Many senators affirm the president's constitutional authority to replace the commissioners, but argue that wholesale removal will result in a loss of political independence. This claim is strange indeed. The political independence of the president's nominees depends on their character and integrity. If these nominees are the sort of people who will succumb to presidential blandishments, then wholesale replacement will destroy the commission's independence. If they are made of sterner stuff (as every senator has made haste to certify), then they will ignore politics in their considerations.

Ultimately, the avowed senatorial concern for independence ends up as an attempt to impugn the integrity of the proposed nominees--a claim that the nominees, whatever their past civil rights records, so desire preferment that they have made commitments to the White House that will hurt their performance. Alternatively, the Senate must find that they lack the gumption to stick to their views should the phone ring from the Oval Office. There is not a scintilla of evidence that this is the case.

The Reagan appointees already serving on the commission have shown clear proof of their independence, veering from White House views on numerous occasions, most notably by demanding and reviewing, over Justice Department objections, the affirmative action plans of all government agencies.
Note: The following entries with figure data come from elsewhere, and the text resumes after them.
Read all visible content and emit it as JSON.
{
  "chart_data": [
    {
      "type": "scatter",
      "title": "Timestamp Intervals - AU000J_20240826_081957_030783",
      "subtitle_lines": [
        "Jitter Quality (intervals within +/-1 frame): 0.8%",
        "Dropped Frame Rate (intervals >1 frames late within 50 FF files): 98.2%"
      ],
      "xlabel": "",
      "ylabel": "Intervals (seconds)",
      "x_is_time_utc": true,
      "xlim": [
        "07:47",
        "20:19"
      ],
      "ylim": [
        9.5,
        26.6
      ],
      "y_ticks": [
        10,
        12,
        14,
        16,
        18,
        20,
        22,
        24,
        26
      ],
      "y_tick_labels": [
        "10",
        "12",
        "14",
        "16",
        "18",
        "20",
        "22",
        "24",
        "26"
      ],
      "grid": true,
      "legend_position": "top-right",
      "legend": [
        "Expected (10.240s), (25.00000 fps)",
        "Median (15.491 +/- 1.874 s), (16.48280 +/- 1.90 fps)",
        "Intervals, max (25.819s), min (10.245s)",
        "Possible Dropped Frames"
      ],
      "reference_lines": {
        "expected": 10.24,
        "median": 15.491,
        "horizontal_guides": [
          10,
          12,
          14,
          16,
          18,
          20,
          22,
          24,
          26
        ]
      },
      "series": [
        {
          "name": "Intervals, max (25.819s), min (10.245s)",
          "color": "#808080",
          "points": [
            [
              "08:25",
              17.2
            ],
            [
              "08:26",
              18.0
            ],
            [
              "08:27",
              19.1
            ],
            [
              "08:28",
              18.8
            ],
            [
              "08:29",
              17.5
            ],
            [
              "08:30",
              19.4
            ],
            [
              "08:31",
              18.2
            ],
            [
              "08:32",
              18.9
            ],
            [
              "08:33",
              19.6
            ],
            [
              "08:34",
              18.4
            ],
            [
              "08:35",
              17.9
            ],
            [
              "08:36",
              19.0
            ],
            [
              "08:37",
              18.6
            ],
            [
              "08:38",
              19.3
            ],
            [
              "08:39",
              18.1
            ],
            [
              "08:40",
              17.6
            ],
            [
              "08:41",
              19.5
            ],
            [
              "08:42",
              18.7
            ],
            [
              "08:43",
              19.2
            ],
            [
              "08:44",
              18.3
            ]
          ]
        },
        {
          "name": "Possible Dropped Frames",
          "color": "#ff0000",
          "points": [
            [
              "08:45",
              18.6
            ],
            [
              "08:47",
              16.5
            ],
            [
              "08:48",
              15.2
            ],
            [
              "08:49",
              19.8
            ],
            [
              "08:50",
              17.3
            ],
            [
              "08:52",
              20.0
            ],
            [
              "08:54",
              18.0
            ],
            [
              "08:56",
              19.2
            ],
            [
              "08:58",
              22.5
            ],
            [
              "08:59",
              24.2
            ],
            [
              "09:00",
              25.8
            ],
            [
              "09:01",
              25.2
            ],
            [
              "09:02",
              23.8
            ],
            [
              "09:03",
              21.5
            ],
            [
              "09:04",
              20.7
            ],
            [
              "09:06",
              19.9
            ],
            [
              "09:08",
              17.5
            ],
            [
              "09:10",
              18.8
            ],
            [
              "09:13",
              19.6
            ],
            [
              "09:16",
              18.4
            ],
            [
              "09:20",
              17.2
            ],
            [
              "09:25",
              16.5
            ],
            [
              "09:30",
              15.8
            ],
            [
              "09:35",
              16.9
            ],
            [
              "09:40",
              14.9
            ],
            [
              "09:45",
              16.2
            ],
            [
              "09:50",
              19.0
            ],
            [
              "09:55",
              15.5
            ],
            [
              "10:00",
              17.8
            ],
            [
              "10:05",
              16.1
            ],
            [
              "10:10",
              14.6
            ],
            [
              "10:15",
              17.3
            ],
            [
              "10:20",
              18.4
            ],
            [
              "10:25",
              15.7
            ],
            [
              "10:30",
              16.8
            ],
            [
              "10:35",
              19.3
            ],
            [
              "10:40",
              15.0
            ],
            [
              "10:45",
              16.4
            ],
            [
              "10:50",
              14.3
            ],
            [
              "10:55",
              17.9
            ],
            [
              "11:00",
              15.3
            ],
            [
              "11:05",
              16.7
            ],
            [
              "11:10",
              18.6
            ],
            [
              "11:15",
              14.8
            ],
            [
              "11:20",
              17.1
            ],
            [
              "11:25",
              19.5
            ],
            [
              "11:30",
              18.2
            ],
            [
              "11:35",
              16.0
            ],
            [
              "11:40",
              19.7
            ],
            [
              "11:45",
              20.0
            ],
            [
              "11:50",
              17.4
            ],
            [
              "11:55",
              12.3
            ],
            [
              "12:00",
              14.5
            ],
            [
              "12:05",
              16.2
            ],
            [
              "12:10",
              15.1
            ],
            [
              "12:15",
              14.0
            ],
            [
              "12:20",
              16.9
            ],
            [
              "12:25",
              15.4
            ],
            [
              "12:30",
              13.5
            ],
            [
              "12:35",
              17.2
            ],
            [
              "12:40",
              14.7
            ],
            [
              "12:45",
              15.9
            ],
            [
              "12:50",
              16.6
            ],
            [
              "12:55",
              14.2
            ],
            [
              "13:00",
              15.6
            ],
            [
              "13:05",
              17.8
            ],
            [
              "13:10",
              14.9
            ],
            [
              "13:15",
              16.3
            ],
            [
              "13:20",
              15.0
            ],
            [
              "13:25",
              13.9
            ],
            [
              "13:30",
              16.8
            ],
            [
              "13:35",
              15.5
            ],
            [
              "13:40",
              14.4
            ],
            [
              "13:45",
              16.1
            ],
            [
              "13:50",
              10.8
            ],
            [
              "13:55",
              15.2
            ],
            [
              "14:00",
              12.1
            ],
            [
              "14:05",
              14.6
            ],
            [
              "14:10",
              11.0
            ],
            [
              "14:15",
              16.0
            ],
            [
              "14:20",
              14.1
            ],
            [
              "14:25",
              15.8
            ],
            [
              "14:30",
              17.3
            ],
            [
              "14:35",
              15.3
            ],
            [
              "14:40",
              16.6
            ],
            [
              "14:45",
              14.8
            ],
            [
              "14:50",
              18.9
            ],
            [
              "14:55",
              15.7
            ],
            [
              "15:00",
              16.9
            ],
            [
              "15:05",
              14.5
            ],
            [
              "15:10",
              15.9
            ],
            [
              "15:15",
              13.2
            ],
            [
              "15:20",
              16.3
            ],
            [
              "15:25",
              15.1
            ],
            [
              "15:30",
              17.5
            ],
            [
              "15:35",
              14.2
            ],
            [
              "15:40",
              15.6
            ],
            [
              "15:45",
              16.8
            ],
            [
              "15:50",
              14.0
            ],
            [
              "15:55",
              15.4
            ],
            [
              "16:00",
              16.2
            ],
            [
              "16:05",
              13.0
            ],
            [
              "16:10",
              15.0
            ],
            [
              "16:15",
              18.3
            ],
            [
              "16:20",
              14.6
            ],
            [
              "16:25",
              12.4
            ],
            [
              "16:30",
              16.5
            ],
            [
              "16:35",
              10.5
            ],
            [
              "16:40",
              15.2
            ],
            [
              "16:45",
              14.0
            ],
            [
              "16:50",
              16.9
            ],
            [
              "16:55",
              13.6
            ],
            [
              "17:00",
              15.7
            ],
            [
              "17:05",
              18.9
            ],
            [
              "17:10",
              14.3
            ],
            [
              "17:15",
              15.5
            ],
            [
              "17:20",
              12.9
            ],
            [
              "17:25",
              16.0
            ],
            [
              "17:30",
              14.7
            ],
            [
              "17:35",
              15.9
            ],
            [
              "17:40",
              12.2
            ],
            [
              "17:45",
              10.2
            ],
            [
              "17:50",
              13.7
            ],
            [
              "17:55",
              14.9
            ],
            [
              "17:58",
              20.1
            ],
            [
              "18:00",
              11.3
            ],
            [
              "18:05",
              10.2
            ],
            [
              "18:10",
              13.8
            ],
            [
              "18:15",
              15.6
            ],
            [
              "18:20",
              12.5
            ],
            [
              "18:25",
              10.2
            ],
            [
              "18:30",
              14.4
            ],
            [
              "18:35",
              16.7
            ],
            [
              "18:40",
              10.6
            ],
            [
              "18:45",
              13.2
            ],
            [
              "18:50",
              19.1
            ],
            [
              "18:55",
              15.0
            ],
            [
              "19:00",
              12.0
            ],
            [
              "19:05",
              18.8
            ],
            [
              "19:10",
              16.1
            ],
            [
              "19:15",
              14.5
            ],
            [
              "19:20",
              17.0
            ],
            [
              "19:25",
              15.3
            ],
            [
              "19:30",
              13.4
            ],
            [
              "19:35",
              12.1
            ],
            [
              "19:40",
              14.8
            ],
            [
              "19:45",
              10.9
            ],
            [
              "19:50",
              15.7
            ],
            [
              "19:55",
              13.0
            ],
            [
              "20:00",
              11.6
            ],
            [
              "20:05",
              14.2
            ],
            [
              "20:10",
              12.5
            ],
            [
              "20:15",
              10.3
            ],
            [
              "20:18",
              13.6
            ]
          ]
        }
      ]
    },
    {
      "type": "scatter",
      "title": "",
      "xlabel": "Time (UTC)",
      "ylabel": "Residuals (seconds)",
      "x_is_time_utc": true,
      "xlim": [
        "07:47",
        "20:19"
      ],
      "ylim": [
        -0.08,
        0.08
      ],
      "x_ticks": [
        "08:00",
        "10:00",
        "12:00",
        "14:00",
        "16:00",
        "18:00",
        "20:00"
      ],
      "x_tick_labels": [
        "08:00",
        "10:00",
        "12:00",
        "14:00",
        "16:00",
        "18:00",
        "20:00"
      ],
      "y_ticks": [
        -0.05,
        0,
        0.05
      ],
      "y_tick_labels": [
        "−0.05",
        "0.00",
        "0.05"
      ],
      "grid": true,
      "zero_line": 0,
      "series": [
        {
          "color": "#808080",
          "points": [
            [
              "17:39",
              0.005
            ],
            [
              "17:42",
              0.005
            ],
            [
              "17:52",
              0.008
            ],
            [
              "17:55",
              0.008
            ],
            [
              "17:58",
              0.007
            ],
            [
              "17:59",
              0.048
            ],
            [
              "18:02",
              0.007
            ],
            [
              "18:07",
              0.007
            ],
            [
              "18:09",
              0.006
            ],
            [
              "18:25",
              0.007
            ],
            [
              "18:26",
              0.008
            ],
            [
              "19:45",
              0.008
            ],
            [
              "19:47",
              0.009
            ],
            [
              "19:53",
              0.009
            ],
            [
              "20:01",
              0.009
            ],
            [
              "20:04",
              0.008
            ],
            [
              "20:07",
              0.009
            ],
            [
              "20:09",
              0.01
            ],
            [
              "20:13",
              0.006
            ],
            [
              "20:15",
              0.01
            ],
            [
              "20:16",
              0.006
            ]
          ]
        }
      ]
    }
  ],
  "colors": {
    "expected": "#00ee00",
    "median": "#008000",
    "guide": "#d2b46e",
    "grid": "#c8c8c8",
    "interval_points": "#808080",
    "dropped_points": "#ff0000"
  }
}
In contrast, the commission under Democratic administrations has shown an abysmal lack of independence. During the Kennedy years the commission's staff director, Berl Bernhard, met weekly with members of the Democratic National Committee. The commission postponed hearings at the request of the Justice Department. According to Harris Wofford, President Kennedy's chief civil rights aide, commission lawyer Bill Taylor was "informally assigned" to the White House to develop a coordinated civil rights strategy.

Of course, one might argue that the senators' definition of independence depends on the nominees' ability to gain the acceptance of the civil rights community. On this view, a commission is independent of the president only when it is controlled by its primary client constituency. Is obeisance to special-interest politics a serious criterion?

The independence issue has been raised for one reason and one reason only--to deflect public attention from the central issue in the debate over the Civil Rights Commission nominations--the role of numerical quotas in national civil rights policy. The civil rights movement has made numerical quotas the litmus test of commitment to our national goal of equality under law. Democratic senators have apparently climbed on board the quota train, but don't wish to admit it.

The Reagan nominees to the commission, Morris Abram, John Bunzel and Robert Destrow, have extraordinarily rich records of service to the cause of civil rights--as does Linda Chavez, the proposed staff director. The quality of these appointments is such that their opponents resist a debate on their merits, agreeing with Sen. Howard Metzenbaum that nothing the nominees "can say or do can have relevance."